BASSETERRE, ST. KITTS, DECEMBER 6TH 2006 (CUOPM)
St. Kitts and Nevis is poised to reposition itself in the global economy given the unique opportunity afforded in enhancing its growth potential.
“As we now transform our economy, lowering the public debt to a safer level will be one of our own foremost objectives,” said St. Kitts and Nevis’ Prime Minister and Minister of Finance, Hon. Dr. Denzil L. Douglas as he invited local and regional financial institutions to participate in a Citicorp Merchant Bank Limited-organised presentation for a St. Kitts and Nevis Government Bond Issue at the Bird Rock Beach Resort.
“I therefore invite you to participate in this bond issue which will give you an opportunity to participate fully in the future growth and development of the economy of St. Kitts and Nevis, an economy which has demonstrated resilience and great growing possibilities for economic development,” said Prime Minister Douglas, who noted that the Federal Government has embarked upon a voluntary fiscal stabilisation programme to deal with the high debt situation.“This is aimed at improving the fiscal balance and also moving towards convergence with the Eastern Caribbean Central Bank’s fiscal targets. The resurgence in economic activity together with the implementation of fiscal measures has resulted in significant improvement in the fiscal performance in 2005,” Dr. Douglas said.
Last month, Financial Secretary Mrs. Janet Harris disclosed that as part of the Government’s debt management strategy, the Board of Directors of the Barbados-based Caribbean Development Bank (CDB) had approved the issuance of a policy-based guarantee in an amount up to US$8.2 million in support of a bond issue of up to EC$150 million.
Dr. Douglas said that the Government of St. Kitts and Nevis is currently developing a comprehensive debt-refinancing programme within its own comprehensive fiscal reform agenda.
Like all economies in the region, the economy of St. Kitts and Nevis has been confronted with several challenges over the last few years. These unforeseen events included the impact of five hurricanes over the period 1995 to 2000, the September 11th terrorist attack in the United States and the resulting slump in tourist arrivals, high energy prices and the loss of preferential market conditions in our own sugar industry which necessitated its closure after 350 years.
“Despite these events, the economy has rebounded since 2003, driven mainly by an expansion in the tourism and construction sectors. This economic recovery has been given a stimulus, due to the intense preparation which we are currently undergoing for the 2007 ICC Cricket World Cup and by the transformation from a sugar-agricultural-based economy to one that is now led by services in particular tourism and hospitality services,” said Prime Minister Douglas.
He said that the preparation for this important international event has seen several development projects fast tracked to meet the demands for accommodation and other important support services.
“In addition over the medium to long-term, investor confidence in St. Kitts and Nevis will remain strong as reflected in the large number of projects which are at an advanced stage of planning and preparation here in St. Kitts and Nevis,” said Dr. Douglas, who told the potential investors that in reviewing the Federation’s growth rate, they will find that the GDP growth rate was 4 percent in 2004.”
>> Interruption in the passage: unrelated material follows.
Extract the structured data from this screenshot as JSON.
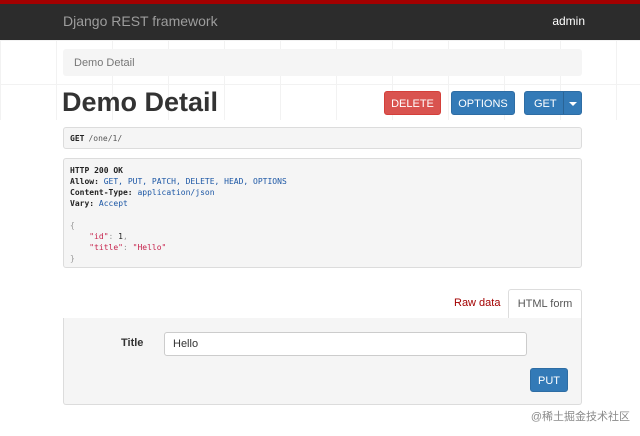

“This growth resulted from increased activity in tourism, transport, non-sugar agriculture, manufacturing and construction. In 2005, the growth continued to be healthy at around 5 percent fuelled mainly by expansion in the tourism and construction industries. Our own external accounts also showed some improvement as a result of increased receipts from tourism and very strong Foreign Direct Investment flows,” said Prime Minister Douglas, who pointed out that “my country has demonstrated very strong performance in the area of social development as evidenced by achievement in the World Bank’s Human Development Index, specifically enunciated by the United Nations recently and we are second only to Barbados in entire Caribbean region and first in the sub-region.”
In commenting further on the national debt, Prime Minister Douglas noted that it is as a result of the necessity to reconstruct the infrastructure after devastating hurricanes and heavy investment in the human resources over the years.
“These investments have come at great cost to St. Kitts and Nevis, as we have been graduated from concessional financing given our own high per capita income,” said Dr. Douglas, who pointed out that inflation has remained at fairly low levels, averaging 3.6 percent in 2005 compared with 2.35 percent in 2004 despite increases in petroleum prices.
He said that the Government has been able to contain inflationary pressure arising from wage increases in the civil service by adopting wage restraint policies as well as implementing a relative freeze on public sector employment within the last few years.
“Here is an excellent opportunity for St. Kitts and Nevis to partner with the private sector, to partner with our financial institutions, especially our regional Caribbean Development Bank and thus make a tangible contribution in the advancement of the lives of the people of St. Kitts and Nevis and give at the same time, the best opportunities for those who wish to invest and invest in a profitable way in what we believe is a very worthy cause,” concluded the Prime Minister.